Le point de vue de Louise Jussian, chargée d’études senior au pôle Politique/Actualités de l’IFOP

« La consultation du téléphone portable à l’insu de sa ou son partenaire - 4 Français sur 10 l’ont déjà fait - est une pratique qui est à la fois courante chez les jeunes et très genrée. En effet, près de 7 jeunes femmes sur 10 âgées de moins de 35 ans disent avoir déjà été dans ce cas. Il apparait clairement que le snooping est un phénomène générationnel intimement lié à l’importance qu’ont pris les smartphones dans la vie quotidienne des jeunes, outil de communication indispensable qui contient l’essentiel – photos, messages, réseaux sociaux… - de leur vie intime. Les messages privés sont ainsi ceux qui sont les plus regardés à l’insu de l’autre.  C’est une pratique qui est corrélée au type de relation : les personnes en couple qui ne cohabitent pas sont plus nombreuses à chercher par ce biais l’éventuelle confirmation que leur partenaire leur cache quelque chose. Cet espionnage donne d’ailleurs des résultats : la moitié de celles et ceux qui s’y sont livrés disent avoir découvert que leur partenaire leur mentait ou les avait trompés. 

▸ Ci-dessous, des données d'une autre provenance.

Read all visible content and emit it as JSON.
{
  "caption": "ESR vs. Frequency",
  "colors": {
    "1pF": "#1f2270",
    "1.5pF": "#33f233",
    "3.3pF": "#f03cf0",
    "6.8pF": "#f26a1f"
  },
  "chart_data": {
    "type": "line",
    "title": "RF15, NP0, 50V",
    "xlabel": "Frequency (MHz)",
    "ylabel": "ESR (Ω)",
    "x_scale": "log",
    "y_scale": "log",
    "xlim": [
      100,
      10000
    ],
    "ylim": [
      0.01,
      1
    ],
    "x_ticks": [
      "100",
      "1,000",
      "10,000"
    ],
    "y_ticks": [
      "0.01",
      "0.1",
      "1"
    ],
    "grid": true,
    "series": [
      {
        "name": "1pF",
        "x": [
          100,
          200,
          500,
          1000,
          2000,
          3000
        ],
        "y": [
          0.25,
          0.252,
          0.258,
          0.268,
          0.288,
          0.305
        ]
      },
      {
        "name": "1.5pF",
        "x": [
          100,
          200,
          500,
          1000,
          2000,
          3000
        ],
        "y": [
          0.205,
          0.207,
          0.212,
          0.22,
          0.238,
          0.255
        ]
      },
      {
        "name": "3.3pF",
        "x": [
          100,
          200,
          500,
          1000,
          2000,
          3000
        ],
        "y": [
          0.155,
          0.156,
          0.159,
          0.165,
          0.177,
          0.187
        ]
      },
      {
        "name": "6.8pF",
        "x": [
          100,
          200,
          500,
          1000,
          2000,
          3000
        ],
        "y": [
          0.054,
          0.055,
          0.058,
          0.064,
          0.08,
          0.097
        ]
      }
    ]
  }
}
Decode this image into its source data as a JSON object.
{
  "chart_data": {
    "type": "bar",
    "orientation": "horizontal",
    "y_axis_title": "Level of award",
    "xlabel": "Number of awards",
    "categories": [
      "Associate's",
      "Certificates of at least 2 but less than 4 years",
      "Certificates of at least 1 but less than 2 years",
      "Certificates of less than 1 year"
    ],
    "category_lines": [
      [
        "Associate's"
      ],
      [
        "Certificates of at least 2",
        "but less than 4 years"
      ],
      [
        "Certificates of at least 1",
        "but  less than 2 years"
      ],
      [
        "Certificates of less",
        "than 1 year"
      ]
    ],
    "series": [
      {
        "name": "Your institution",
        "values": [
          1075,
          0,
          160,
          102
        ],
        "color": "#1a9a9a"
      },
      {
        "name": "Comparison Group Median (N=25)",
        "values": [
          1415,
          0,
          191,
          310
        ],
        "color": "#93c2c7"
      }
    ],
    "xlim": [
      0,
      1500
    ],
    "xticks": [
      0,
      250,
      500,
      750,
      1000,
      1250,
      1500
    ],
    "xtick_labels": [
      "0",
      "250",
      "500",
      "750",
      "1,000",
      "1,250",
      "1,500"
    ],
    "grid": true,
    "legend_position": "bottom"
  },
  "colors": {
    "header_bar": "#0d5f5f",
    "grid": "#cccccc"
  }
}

Mais au-delà de ces données générales pointe une réalité plus inquiétante. Comme le montre cette étude, les entorses à l’intimité numérique peuvent aussi être symptomatiques d’une violence ou d’une emprise au sein des couples. On constate que les personnes ayant été victimes de violences physiques et/ou psychologiques de la part de leur partenaire sont également beaucoup plus nombreuses à avoir subi une intrusion à leur insu dans leur téléphone, de même que celui-ci a pu leur être confisqué. On voit bien que le smartphone de l’autre est non seulement un objet de curiosité et de suspicion, mais aussi un moyen de chantage et d’isolement. » 

Étude IFOP pour Le Journal Du Geek réalisée par questionnaire auto-administré en ligne du 13 au 17 avril 2023 auprès d’un échantillon de 2 006 personnes, représentatif de la population française âgée de 18 ans et plus, dont 1376 personnes en couple.